As the full-time women's issues coordinator for Illinois State Treasurer Judy Baar Topinka, Rohlfing doesn't have a lot of time on her hands. But she's knitted and cross-stitched for many years, and when she came across a doll-making pattern in a knitting book, she realized it would be "a nice way to use up scraps," she says. After making a few, she scrapped the pattern and began designing the dolls herself.

"As I modified them, I began moving from 'flesh' tones into lighter browns and darker browns, and I realized I was creating ethnic dolls," Rohlfing recalls. "All different, but all the same." And that's how her line of dolls, which she's dubbed "All God's Children," began.

No two are alike, and Rohlfing names each one. She's partial to bright color combinations: teal and chartreuse, navy and pink. Doll sizes range from 7 to 10 inches; the girls get skirts and the boys wear slacks. Every part of the doll is knitted; even the eyes and mouth are stitched from yarn. The hair is the most time-consuming part, since each strand has to be individually attached with a crochet hook. Unraveled yarn from old sweaters makes perfect curly locks.

At first, when it took her a long time to produce one doll, "I became so attached, so fond of them, it was hard to give them away," confesses Rohlfing. "But it was nice to know they were going to happy homes."
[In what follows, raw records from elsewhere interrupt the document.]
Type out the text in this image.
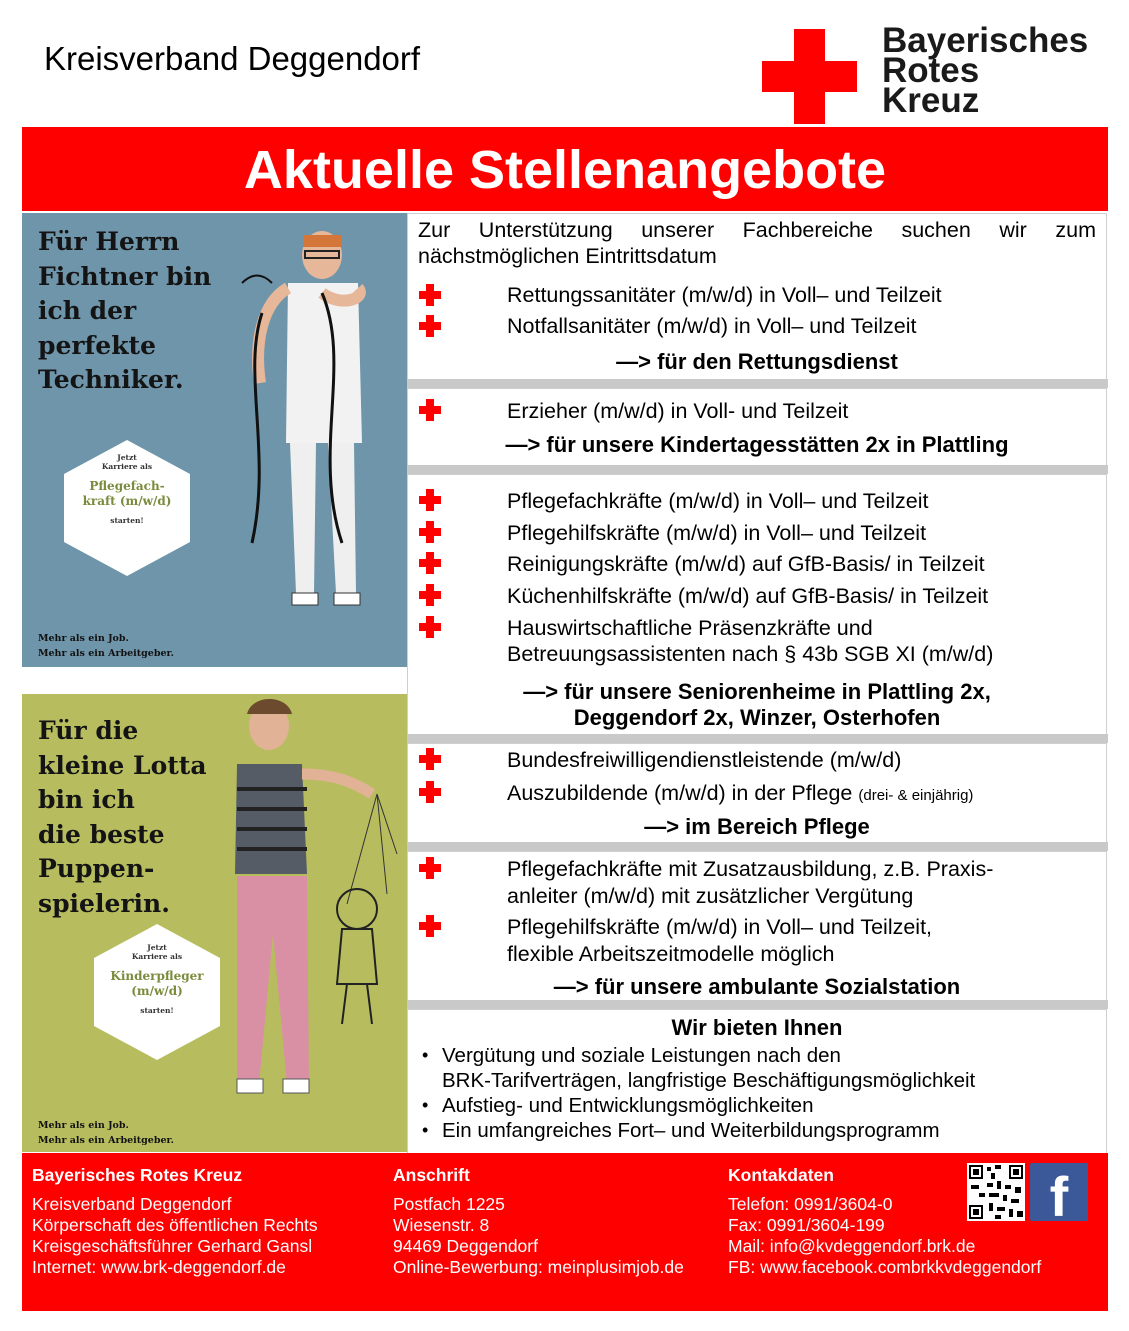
Kreisverband Deggendorf	Bayerisches
Rotes
Kreuz
Aktuelle Stellenangebote
Für Herrn
Fichtner bin
ich der
perfekte
Techniker.
Jetzt
Karriere als
Pflegefach-
kraft (m/w/d)
starten!
Mehr als ein Job.
Mehr als ein Arbeitgeber.
Für die
kleine Lotta
bin ich
die beste
Puppen-
spielerin.
Jetzt
Karriere als
Kinderpfleger
(m/w/d)
starten!
Mehr als ein Job.
Mehr als ein Arbeitgeber.
Zur Unterstützung unserer Fachbereiche suchen wir zum nächstmöglichen Eintrittsdatum
Rettungssanitäter (m/w/d) in Voll– und Teilzeit
Notfallsanitäter (m/w/d) in Voll– und Teilzeit
—> für den Rettungsdienst
Erzieher (m/w/d) in Voll- und Teilzeit
—> für unsere Kindertagesstätten 2x in Plattling
Pflegefachkräfte (m/w/d) in Voll– und Teilzeit
Pflegehilfskräfte (m/w/d) in Voll– und Teilzeit
Reinigungskräfte (m/w/d) auf GfB-Basis/ in Teilzeit
Küchenhilfskräfte (m/w/d) auf GfB-Basis/ in Teilzeit
Hauswirtschaftliche Präsenzkräfte und
Betreuungsassistenten nach § 43b SGB XI (m/w/d)
—> für unsere Seniorenheime in Plattling 2x,
Deggendorf 2x, Winzer, Osterhofen
Bundesfreiwilligendienstleistende (m/w/d)
Auszubildende (m/w/d) in der Pflege (drei- & einjährig)
—> im Bereich Pflege
Pflegefachkräfte mit Zusatzausbildung, z.B. Praxis-
anleiter (m/w/d) mit zusätzlicher Vergütung
Pflegehilfskräfte (m/w/d) in Voll– und Teilzeit,
flexible Arbeitszeitmodelle möglich
—> für unsere ambulante Sozialstation
Wir bieten Ihnen
• Vergütung und soziale Leistungen nach den
BRK-Tarifverträgen, langfristige Beschäftigungsmöglichkeit
• Aufstieg- und Entwicklungsmöglichkeiten
• Ein umfangreiches Fort– und Weiterbildungsprogramm
Bayerisches Rotes Kreuz
Kreisverband Deggendorf
Körperschaft des öffentlichen Rechts
Kreisgeschäftsführer Gerhard Gansl
Internet: www.brk-deggendorf.de
Anschrift
Postfach 1225
Wiesenstr. 8
94469 Deggendorf
Online-Bewerbung: meinplusimjob.de
Kontakdaten
Telefon: 0991/3604-0
Fax: 0991/3604-199
Mail: info@kvdeggendorf.brk.de
FB: www.facebook.combrkkvdeggendorf
f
Now that she can finish faster, she's "less attached," she says. Rolfing's got the process down to about 5-6 hours, and she likes to work in front of the TV (she's partial to PBS), or while riding in the car.

Rolfing gave away early models to the children of friends and relatives. A few years ago, she made a bunch of them for a fall fundraiser at her church, Grace Lutheran in River Forest, and took a day off to staff the sale, curious to see if any of the dolls would sell. Ten did, and she was encouraged to make more.
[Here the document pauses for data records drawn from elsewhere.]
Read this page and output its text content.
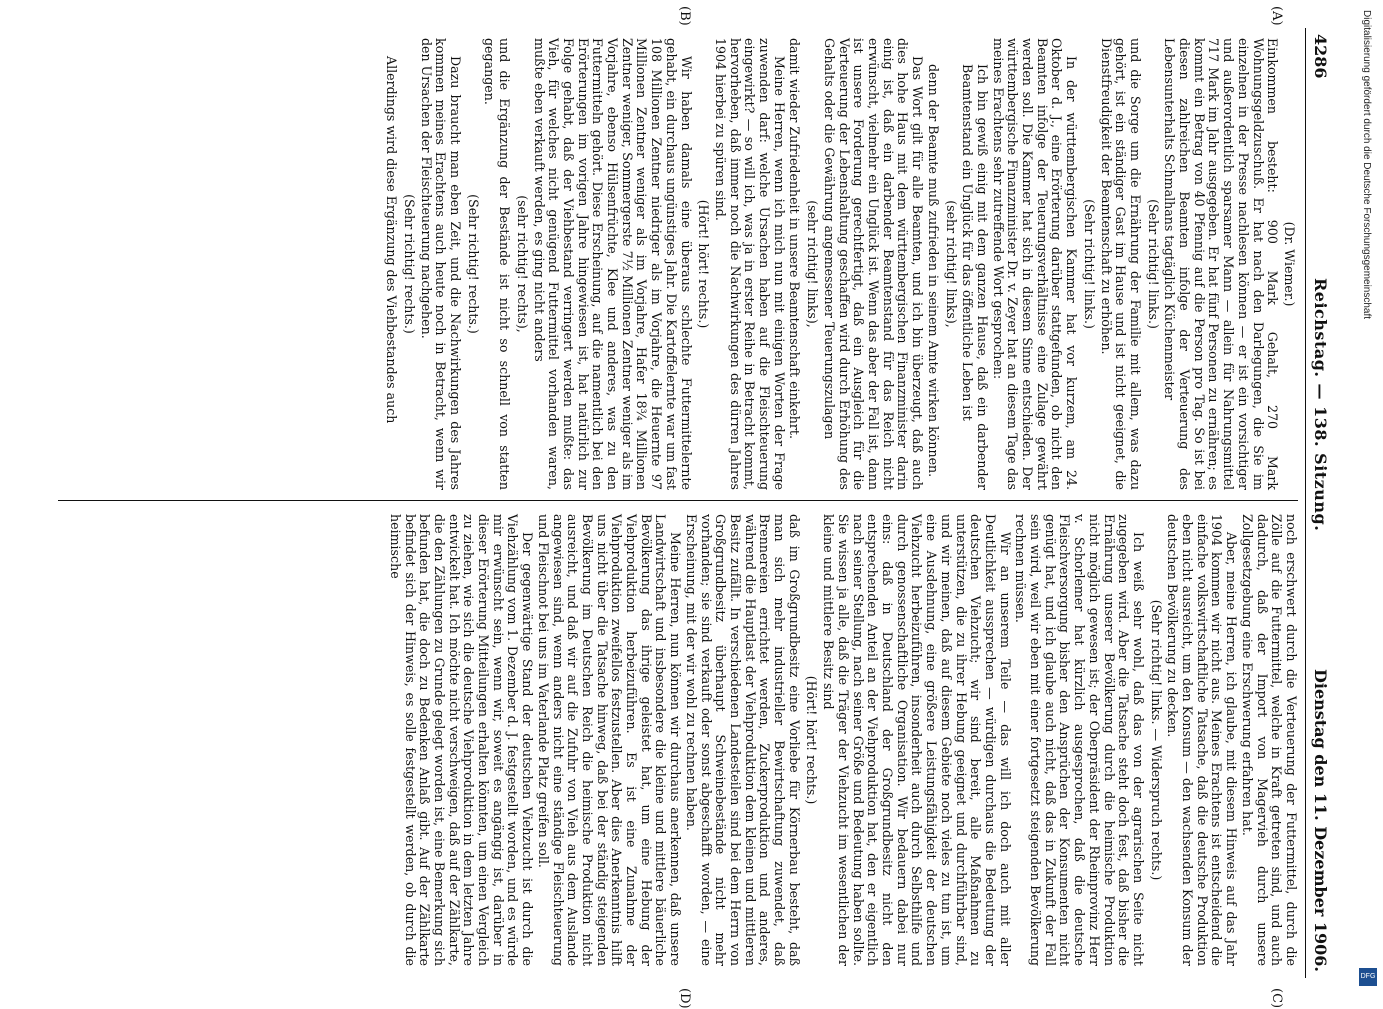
4286
Reichstag. — 138. Sitzung.
Dienstag den 11. Dezember 1906.
(A)
(B)
(C)
(D)

(Dr. Wiemer.)

Einkommen besteht: 900 Mark Gehalt, 270 Mark Wohnungsgeldzuschuß. Er hat nach den Darlegungen, die Sie im einzelnen in der Presse nachlesen können — er ist ein vorsichtiger und außerordentlich sparsamer Mann — allein für Nahrungsmittel 717 Mark im Jahr ausgegeben. Er hat fünf Personen zu ernähren; es kommt ein Betrag von 40 Pfennig auf die Person pro Tag. So ist bei diesen zahlreichen Beamten infolge der Verteuerung des Lebensunterhalts Schmalhans tagtäglich Küchenmeister

(Sehr richtig! links.)

und die Sorge um die Ernährung der Familie mit allem, was dazu gehört, ist ein ständiger Gast im Hause und ist nicht geeignet, die Dienstfreudigkeit der Beamtenschaft zu erhöhen.

(Sehr richtig! links.)

In der württembergischen Kammer hat vor kurzem, am 24. Oktober d. J., eine Erörterung darüber stattgefunden, ob nicht den Beamten infolge der Teuerungsverhältnisse eine Zulage gewährt werden soll. Die Kammer hat sich in diesem Sinne entschieden. Der württembergische Finanzminister Dr. v. Zeyer hat an diesem Tage das meines Erachtens sehr zutreffende Wort gesprochen:

Ich bin gewiß einig mit dem ganzen Hause, daß ein darbender Beamtenstand ein Unglück für das öffentliche Leben ist

(sehr richtig! links),

denn der Beamte muß zufrieden in seinem Amte wirken können.

Das Wort gilt für alle Beamten, und ich bin überzeugt, daß auch dies hohe Haus mit dem württembergischen Finanzminister darin einig ist, daß ein darbender Beamtenstand für das Reich nicht erwünscht, vielmehr ein Unglück ist. Wenn das aber der Fall ist, dann ist unsere Forderung gerechtfertigt, daß ein Ausgleich für die Verteuerung der Lebenshaltung geschaffen wird durch Erhöhung des Gehalts oder die Gewährung angemessener Teuerungszulagen

(sehr richtig! links),

damit wieder Zufriedenheit in unsere Beamtenschaft einkehrt.

Meine Herren, wenn ich mich nun mit einigen Worten der Frage zuwenden darf: welche Ursachen haben auf die Fleischteuerung eingewirkt? — so will ich, was ja in erster Reihe in Betracht kommt, hervorheben, daß immer noch die Nachwirkungen des dürren Jahres 1904 hierbei zu spüren sind.

(Hört! hört! rechts.)

Wir haben damals eine überaus schlechte Futtermittelernte gehabt, ein durchaus ungünstiges Jahr. Die Kartoffelernte war um fast 108 Millionen Zentner niedriger als im Vorjahre, die Heuernte 97 Millionen Zentner weniger als im Vorjahre, Hafer 18¾ Millionen Zentner weniger, Sommergerste 7½ Millionen Zentner weniger als im Vorjahre, ebenso Hülsenfrüchte, Klee und anderes, was zu den Futtermitteln gehört. Diese Erscheinung, auf die namentlich bei den Erörterungen im vorigen Jahre hingewiesen ist, hat natürlich zur Folge gehabt, daß der Viehbestand verringert werden mußte: das Vieh, für welches nicht genügend Futtermittel vorhanden waren, mußte eben verkauft werden, es ging nicht anders

(sehr richtig! rechts),

und die Ergänzung der Bestände ist nicht so schnell von statten gegangen.

(Sehr richtig! rechts.)

Dazu braucht man eben Zeit, und die Nachwirkungen des Jahres kommen meines Erachtens auch heute noch in Betracht, wenn wir den Ursachen der Fleischteuerung nachgehen.

(Sehr richtig! rechts.)

Allerdings wird diese Ergänzung des Viehbestandes auch

noch erschwert durch die Verteuerung der Futtermittel, durch die Zölle auf die Futtermittel, welche in Kraft getreten sind, und auch dadurch, daß der Import von Magervieh durch unsere Zollgesetzgebung eine Erschwerung erfahren hat.

Aber, meine Herren, ich glaube, mit diesem Hinweis auf das Jahr 1904 kommen wir nicht aus. Meines Erachtens ist entscheidend die einfache volkswirtschaftliche Tatsache, daß die deutsche Produktion eben nicht ausreicht, um den Konsum — den wachsenden Konsum der deutschen Bevölkerung zu decken.

(Sehr richtig! links. — Widerspruch rechts.)

Ich weiß sehr wohl, daß das von der agrarischen Seite nicht zugegeben wird. Aber die Tatsache steht doch fest, daß bisher die Ernährung unserer Bevölkerung durch die heimische Produktion nicht möglich gewesen ist; der Oberpräsident der Rheinprovinz Herr v. Schorlemer hat kürzlich ausgesprochen, daß die deutsche Fleischversorgung bisher den Ansprüchen der Konsumenten nicht genügt hat, und ich glaube auch nicht, daß das in Zukunft der Fall sein wird, weil wir eben mit einer fortgesetzt steigenden Bevölkerung rechnen müssen.

Wir an unserem Teile — das will ich doch auch mit aller Deutlichkeit aussprechen — würdigen durchaus die Bedeutung der deutschen Viehzucht; wir sind bereit, alle Maßnahmen zu unterstützen, die zu ihrer Hebung geeignet und durchführbar sind, und wir meinen, daß auf diesem Gebiete noch vieles zu tun ist, um eine Ausdehnung, eine größere Leistungsfähigkeit der deutschen Viehzucht herbeizuführen, insonderheit auch durch Selbsthilfe und durch genossenschaftliche Organisation. Wir bedauern dabei nur eins: daß in Deutschland der Großgrundbesitz nicht den entsprechenden Anteil an der Viehproduktion hat, den er eigentlich nach seiner Stellung, nach seiner Größe und Bedeutung haben sollte. Sie wissen ja alle, daß die Träger der Viehzucht im wesentlichen der kleine und mittlere Besitz sind

(Hört! hört! rechts.)

daß im Großgrundbesitz eine Vorliebe für Körnerbau besteht, daß man sich mehr industrieller Bewirtschaftung zuwendet, daß Brennereien errichtet werden, Zuckerproduktion und anderes, während die Hauptlast der Viehproduktion dem kleinen und mittleren Besitz zufällt. In verschiedenen Landesteilen sind bei dem Herrn von Großgrundbesitz überhaupt Schweinebestände nicht mehr vorhanden; sie sind verkauft oder sonst abgeschafft worden, — eine Erscheinung, mit der wir wohl zu rechnen haben.

Meine Herren, nun können wir durchaus anerkennen, daß unsere Landwirtschaft und insbesondere die kleine und mittlere bäuerliche Bevölkerung das ihrige geleistet hat, um eine Hebung der Viehproduktion herbeizuführen. Es ist eine Zunahme der Viehproduktion zweifellos festzustellen. Aber dies Anerkenntnis hilft uns nicht über die Tatsache hinweg, daß bei der ständig steigenden Bevölkerung im Deutschen Reich die heimische Produktion nicht ausreicht, und daß wir auf die Zufuhr von Vieh aus dem Auslande angewiesen sind, wenn anders nicht eine ständige Fleischteuerung und Fleischnot bei uns im Vaterlande Platz greifen soll.

Der gegenwärtige Stand der deutschen Viehzucht ist durch die Viehzählung vom 1. Dezember d. J. festgestellt worden, und es würde mir erwünscht sein, wenn wir, soweit es angängig ist, darüber in dieser Erörterung Mitteilungen erhalten könnten, um einen Vergleich zu ziehen, wie sich die deutsche Viehproduktion in dem letzten Jahre entwickelt hat. Ich möchte nicht verschweigen, daß auf der Zählkarte, die den Zählungen zu Grunde gelegt worden ist, eine Bemerkung sich befunden hat, die doch zu Bedenken Anlaß gibt. Auf der Zählkarte befindet sich der Hinweis, es solle festgestellt werden, ob durch die heimische

Digitalisierung gefördert durch die Deutsche Forschungsgemeinschaft
DFG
In her day job, Rohlfing concentrates on financial literacy issues; a current project involves working with a committee studying issues faced by women business owners. She also does outreach to women's organizations, which is how she learned about ChildLink, a social service agency. As she'd done with other organizations, she offered to donate a few of her dolls to a ChildLink silent auction fundraiser.

"I brought the dolls to the office to be picked up [for the auction] and a colleague saw them. She loved them and said I should take them downstairs to the Artisan's Shop," explains Rohlfing. "The manager liked them, so I brought in all I had. She took 10; my supply is depleted."

For each doll sold, Rohlfing will get a cut of the $24 price. But she's not looking to get rich. "I just wanted to use up my yarn scraps and put my television time to good use," she says. "But I'm thrilled that my dolls are reaching a wider audience, not just children, but also adults with an interest in American folk art."